All-Ireland Champions
- Winning team: Meath (1st win)

All-Ireland Finalists
- Losing team: Armagh

Provincial Champions
- Munster: Kerry
- Leinster: Meath
- Ulster: Armagh
- Connacht: Mayo

= 1957 All-Ireland Minor Football Championship =

Gaelic football competition

The 1957 All-Ireland Minor Football Championship was the 26th staging of the All-Ireland Minor Football Championship, the Gaelic Athletic Association's premier inter-county Gaelic football tournament for boys under the age of 18.

Dublin entered the championship as defending champions, however, they were defeated in the Leinster Championship.

On 22 September 1957, Meath won the championship following a 3–9 to 0–4 defeat of Armagh in the All-Ireland final.
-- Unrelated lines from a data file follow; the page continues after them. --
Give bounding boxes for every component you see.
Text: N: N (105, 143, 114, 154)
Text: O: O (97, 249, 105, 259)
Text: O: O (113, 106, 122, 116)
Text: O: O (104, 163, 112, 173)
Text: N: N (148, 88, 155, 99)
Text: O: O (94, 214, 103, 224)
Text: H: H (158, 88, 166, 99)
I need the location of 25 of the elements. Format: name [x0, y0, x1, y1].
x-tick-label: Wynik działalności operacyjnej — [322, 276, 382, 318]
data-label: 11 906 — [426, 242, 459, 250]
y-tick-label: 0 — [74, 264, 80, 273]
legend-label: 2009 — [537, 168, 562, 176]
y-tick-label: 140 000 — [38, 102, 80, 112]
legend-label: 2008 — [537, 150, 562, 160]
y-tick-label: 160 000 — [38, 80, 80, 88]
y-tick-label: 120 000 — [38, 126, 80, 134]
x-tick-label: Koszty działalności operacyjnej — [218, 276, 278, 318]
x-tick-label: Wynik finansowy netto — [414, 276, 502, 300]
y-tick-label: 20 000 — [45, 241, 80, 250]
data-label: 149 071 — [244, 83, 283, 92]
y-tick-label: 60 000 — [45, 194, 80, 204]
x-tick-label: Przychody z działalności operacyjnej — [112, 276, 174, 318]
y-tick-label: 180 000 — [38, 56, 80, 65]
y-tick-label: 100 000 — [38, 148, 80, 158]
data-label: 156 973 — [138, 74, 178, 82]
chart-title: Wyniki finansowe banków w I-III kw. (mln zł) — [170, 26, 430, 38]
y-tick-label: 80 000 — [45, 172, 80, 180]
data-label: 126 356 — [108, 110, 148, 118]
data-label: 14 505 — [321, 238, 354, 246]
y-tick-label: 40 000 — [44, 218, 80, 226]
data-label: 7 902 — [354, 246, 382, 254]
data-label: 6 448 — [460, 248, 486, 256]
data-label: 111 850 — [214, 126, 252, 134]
This was their first All-Ireland title.

==Results==
===Connacht Minor Football Championship===

Quarter-final

Mayo beat Roscommon.

Semi-finals

Mayo 5-4 Galway 1–4.

Leitrim 1-6 Sligo 0–2.

Final

Mayo 4-4 Leitrim 2-5 Pearse Stadium.

===All-Ireland Minor Football Championship===

Semi-finals

4 August 1957
Meath 3-08 - 1-07 Mayo
11 August 1957
Armagh 3-07 - 3-05 Kerry

Final

22 September 1957
Meath 3-09 - 0-04 Armagh

==Championship statistics==
===Miscellaneous===

- Meath win the Leinster title for the first time in their history.